Buckman also got some air play in Upside’s analysis of whether a call to the court’s equitable powers could get around the statutory grant of exclusive authority to the U.S. to enforce the PPIA.  “Plaintiff cannot circumvent the congressional foreclosure of private enforcement of the PPIA by attempting to invoke this Court’s equitable powers.”  Id. at 13-14 (citation omitted).  We do not often see product liability plaintiffs asserting claims in equity to try to sidestep Buckman, but we would expect a similar result if they did.

Next, Upside analyzed whether the state law imposed any requirements on the plaintiff, a putative seller in Florida with USDA’s stamp of approval of its facility as a PPIA-compliant establishment in hand.  Much like tasting “food produced from cultured animal cells,” we will decline for now to dive right into the, well, meat of that analysis.  Basically, the court found that the Florida law did not impose any requirements that led to express preemption based on the PPIA. 

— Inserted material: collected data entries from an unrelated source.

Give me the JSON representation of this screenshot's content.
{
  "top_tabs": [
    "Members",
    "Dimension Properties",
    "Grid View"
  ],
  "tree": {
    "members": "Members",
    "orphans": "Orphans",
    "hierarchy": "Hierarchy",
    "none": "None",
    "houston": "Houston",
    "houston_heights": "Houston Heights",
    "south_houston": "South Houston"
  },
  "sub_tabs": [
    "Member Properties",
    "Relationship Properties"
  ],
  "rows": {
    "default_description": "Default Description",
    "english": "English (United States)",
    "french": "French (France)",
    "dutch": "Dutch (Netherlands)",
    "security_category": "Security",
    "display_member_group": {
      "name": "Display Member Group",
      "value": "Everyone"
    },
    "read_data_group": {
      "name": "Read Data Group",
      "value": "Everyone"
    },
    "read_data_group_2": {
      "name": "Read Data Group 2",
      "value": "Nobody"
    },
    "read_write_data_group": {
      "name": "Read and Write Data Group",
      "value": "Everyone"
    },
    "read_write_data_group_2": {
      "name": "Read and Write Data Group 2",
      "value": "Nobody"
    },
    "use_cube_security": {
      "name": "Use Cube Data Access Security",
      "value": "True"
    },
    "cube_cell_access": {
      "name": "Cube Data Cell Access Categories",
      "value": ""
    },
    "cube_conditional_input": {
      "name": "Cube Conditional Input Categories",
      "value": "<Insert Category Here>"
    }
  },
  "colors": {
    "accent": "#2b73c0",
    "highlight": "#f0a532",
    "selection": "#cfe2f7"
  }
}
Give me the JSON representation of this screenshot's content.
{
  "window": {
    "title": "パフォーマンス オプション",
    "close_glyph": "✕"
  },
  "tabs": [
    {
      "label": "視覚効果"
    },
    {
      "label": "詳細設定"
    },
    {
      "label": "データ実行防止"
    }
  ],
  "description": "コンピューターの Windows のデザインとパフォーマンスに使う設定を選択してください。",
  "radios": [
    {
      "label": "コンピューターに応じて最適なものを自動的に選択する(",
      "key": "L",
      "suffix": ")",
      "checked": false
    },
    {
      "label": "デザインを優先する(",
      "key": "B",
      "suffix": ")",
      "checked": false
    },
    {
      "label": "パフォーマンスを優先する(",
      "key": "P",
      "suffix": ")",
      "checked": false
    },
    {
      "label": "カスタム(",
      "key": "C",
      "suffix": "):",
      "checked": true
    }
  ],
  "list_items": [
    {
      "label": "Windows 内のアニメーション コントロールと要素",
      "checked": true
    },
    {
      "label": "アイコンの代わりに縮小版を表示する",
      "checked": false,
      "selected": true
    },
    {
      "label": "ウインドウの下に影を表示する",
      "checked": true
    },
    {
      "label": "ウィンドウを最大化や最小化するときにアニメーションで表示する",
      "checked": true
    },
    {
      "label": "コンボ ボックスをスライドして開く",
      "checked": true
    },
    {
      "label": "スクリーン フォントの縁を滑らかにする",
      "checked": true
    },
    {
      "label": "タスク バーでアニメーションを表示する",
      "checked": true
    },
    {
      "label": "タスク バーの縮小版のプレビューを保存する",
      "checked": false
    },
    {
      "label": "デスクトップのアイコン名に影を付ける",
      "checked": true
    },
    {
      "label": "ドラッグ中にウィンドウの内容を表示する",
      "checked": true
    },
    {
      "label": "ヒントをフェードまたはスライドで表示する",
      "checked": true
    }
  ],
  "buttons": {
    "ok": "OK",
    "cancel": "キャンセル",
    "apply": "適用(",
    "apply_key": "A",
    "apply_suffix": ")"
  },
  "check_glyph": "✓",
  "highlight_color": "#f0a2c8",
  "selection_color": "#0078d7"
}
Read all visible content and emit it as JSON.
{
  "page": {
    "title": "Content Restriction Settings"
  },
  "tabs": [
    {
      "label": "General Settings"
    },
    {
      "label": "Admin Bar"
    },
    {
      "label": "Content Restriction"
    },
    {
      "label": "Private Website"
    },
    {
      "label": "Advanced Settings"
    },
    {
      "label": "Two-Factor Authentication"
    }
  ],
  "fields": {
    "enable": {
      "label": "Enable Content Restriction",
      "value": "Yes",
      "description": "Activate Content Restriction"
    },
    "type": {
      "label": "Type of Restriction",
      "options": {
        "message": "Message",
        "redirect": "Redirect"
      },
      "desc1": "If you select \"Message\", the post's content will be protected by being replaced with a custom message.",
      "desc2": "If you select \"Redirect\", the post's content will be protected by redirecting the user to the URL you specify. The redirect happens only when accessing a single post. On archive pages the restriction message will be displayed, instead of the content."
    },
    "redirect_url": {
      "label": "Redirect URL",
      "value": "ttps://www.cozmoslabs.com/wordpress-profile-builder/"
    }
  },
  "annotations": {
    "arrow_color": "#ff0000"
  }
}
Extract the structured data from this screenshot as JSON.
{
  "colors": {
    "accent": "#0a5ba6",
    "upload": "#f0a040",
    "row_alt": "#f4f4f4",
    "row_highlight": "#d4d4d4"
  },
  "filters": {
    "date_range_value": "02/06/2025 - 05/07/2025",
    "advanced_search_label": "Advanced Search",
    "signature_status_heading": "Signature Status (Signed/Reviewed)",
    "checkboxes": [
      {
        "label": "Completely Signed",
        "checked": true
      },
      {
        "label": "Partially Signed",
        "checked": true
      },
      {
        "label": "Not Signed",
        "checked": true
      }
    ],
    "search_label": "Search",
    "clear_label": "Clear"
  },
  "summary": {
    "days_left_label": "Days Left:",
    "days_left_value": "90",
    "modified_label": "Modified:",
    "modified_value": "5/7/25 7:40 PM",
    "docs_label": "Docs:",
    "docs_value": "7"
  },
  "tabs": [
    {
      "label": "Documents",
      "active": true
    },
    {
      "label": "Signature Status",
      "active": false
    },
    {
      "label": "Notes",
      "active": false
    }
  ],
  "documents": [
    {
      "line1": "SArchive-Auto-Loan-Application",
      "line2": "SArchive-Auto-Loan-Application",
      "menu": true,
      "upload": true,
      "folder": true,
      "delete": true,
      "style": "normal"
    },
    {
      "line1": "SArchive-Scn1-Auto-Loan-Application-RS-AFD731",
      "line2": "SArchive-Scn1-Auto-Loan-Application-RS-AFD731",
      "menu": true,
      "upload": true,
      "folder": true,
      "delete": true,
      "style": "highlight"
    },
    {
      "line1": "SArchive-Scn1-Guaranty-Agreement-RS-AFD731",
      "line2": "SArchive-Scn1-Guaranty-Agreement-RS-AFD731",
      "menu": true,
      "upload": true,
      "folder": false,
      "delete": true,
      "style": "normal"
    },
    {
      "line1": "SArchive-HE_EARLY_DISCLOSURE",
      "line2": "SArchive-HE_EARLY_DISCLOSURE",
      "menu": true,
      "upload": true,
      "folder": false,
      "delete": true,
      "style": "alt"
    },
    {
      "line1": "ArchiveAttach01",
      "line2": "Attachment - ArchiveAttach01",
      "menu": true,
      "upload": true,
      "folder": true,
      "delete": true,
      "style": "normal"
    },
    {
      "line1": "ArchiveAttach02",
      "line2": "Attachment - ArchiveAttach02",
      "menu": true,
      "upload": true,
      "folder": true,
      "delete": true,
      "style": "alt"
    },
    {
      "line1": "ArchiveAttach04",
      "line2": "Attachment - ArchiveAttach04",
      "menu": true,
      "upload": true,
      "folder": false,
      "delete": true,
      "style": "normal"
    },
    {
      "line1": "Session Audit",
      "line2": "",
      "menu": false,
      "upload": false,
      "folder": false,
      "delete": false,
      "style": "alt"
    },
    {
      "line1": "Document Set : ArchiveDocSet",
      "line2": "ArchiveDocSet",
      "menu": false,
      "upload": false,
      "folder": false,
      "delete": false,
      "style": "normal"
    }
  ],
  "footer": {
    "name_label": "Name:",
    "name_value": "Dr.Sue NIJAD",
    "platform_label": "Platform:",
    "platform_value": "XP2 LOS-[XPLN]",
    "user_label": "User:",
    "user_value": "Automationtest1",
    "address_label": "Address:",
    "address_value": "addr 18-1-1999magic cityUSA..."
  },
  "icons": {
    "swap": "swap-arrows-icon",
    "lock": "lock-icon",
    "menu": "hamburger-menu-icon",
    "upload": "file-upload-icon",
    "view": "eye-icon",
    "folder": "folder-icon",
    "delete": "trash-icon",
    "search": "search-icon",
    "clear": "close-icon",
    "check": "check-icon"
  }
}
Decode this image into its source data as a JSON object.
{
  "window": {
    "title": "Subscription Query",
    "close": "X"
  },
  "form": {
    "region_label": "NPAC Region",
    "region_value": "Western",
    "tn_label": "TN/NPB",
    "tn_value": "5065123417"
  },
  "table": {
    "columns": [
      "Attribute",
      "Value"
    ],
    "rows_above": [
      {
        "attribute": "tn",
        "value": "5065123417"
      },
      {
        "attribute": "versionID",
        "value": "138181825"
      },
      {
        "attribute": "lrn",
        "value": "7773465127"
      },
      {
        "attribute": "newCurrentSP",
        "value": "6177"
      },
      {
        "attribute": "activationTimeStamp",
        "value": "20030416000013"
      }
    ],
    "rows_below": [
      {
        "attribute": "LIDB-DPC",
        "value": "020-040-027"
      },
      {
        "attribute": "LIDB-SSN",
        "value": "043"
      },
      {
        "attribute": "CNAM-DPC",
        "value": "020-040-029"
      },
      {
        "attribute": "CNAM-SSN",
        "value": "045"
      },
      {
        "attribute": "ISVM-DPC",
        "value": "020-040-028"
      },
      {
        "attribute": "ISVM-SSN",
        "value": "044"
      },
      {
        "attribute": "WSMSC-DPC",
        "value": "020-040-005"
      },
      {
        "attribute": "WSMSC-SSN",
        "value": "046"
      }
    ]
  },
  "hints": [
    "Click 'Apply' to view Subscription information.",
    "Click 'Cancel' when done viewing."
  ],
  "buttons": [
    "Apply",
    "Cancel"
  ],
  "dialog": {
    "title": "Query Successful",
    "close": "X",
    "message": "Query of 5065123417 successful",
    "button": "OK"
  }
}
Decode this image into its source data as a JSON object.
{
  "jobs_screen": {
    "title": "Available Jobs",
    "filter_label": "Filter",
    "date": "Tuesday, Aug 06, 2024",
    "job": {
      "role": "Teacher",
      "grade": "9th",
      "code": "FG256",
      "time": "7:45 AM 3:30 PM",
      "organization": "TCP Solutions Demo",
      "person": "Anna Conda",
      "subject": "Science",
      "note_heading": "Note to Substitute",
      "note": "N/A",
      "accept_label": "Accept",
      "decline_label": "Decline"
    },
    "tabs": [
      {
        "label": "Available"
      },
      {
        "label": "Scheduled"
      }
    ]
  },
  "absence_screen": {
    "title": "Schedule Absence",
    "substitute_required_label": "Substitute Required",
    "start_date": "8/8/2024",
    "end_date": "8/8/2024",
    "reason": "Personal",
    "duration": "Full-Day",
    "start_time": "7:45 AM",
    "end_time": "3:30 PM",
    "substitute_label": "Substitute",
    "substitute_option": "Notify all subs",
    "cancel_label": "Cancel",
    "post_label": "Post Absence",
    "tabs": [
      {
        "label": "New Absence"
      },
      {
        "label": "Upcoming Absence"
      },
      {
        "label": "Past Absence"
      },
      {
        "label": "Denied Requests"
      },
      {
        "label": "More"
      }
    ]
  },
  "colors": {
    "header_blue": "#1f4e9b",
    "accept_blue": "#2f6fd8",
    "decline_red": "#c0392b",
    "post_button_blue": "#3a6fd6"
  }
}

That was not the end of it, though, as plaintiff also asserted that the Florida ban violated the dormant Commerce Clause, on which we have also spilled some cyber-ink.  Although the Florida statute is facially neutral as to the location of any wannabe seller of cultivated meat, the plaintiff is based in California and, apparently, all manufacturers of cultivated meats are outside of Florida.  Those facts allowed the plaintiff to argue that the law “discriminates in effect against the out-of-state cultivated meat industry to the benefit [of] Florida’s conventional meat industry.”  Id. at 21.  If this reminds you of the winning argument in McDermott v. Wisconsin, 228 U.S. 115 (1913), then you might need a new hobby or you really like the Blog.  The plaintiff in Upside had the advantage that Florida officials had described the purpose of the ban as protecting Florida’s domestic conventional meat and agricultural producers.  At the motion to dismiss stage, the court had enough to let the dormant Commerce Clause claim survive.  Slip op. at 24-25.  For us, we continue to wonder if a challenge to a state law or action that limits the availability of a particular FDA regulated product, or class of FDA regulated products, could make similar use of the dormant Commerce Clause.  It is certainly plausible that all companies that make a certain targeted drug would be from somewhere other than the state that seeks to ban the use of the drug within its territorial limits.  However, there may not be a record of state officials supporting a discriminatory intent or an in-state market that would benefit from removing out of state competition.  Then again, there may be no downside to trying Upside to make the dormant Commerce Clause argument.